Job openings remain elevated, and businesses are still having difficulty filling them: Unemployment has dipped into the low single-digits, and the labor market remains tight.Last month, there was still more than 5 million more job openings than there are unemployed workers looking for work. This has led to ongoing wage growth (average hourly wages grew by an additional 5% last month from the year before—adding to already-increased pressure on inflation, which jumped to another 40-year high last month. Core inflation did stabilize somewhat, but with an already-hawkish stance by the Fed, a very tight labor market suggests that the rate environment will continue to trend up as they try to get consumer prices under control.

The Federal Reserve remains poised for several more interest rate hikes: The Federal Reserve will meet this week and they have all but assured us of a 50 basis point increase in their target rate, which would bring it to 1.00%. Given that the Fed has been relatively transparent about this move and that the market has already priced in roughly 200 basis points of Federal Reserve rate increases into 2- and 10-year treasuries, the announcement should not have a dire impact on the market. However, it does signal that the Fed remains committed to fighting inflation and that rates are likely to trend higher as they continue to tighten.
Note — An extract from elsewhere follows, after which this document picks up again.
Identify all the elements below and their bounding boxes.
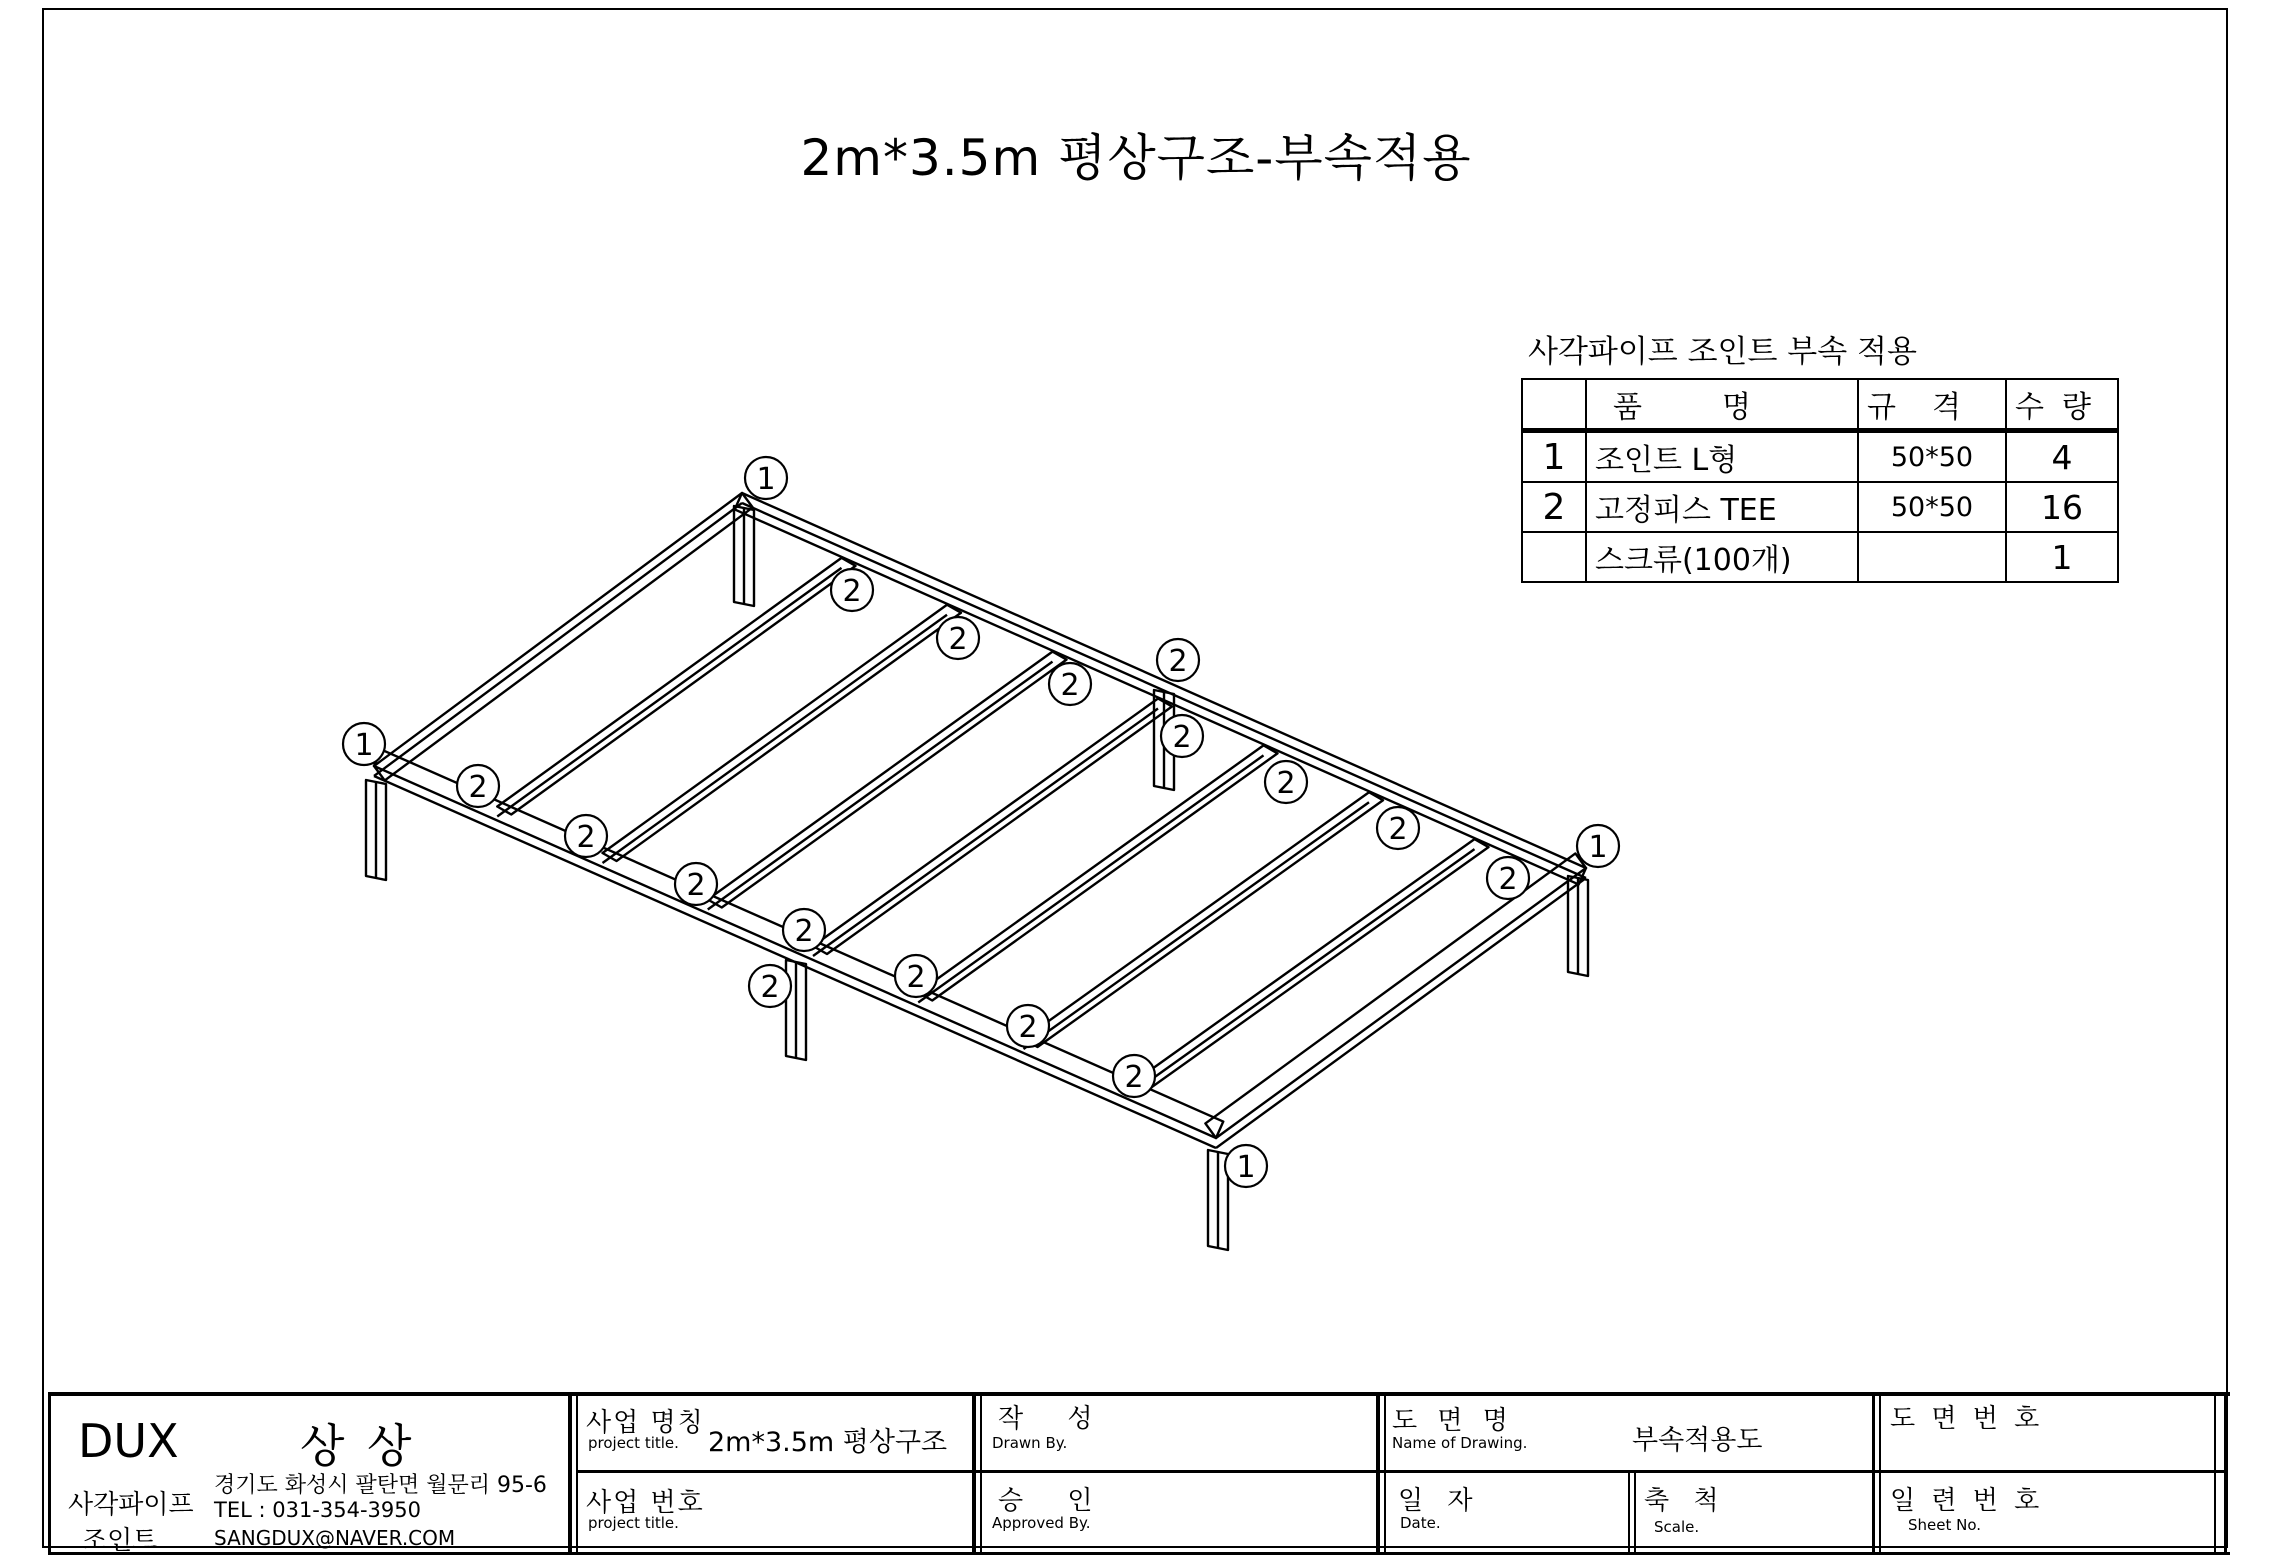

Mortgage applications have peaked a will likely weigh on home sales in the future: Mortgage applications have been falling from the 12-year highs reaches in 2021 for some time. However, in recent weeks, the decline in buyer demand has accelerated in the face of interest rates that have climbed as high as 5.41% according to daily quotes. As a result, new purchase applications have dipped, not just below 2020 and 2021, but also below pre-pandemic levels for the first time since the initial shelter in place orders were issued more than two years ago. This suggests that, although the current closed and pending sales figures remain robust, higher rates and slower economic growth will likely catch up to home sales later this year.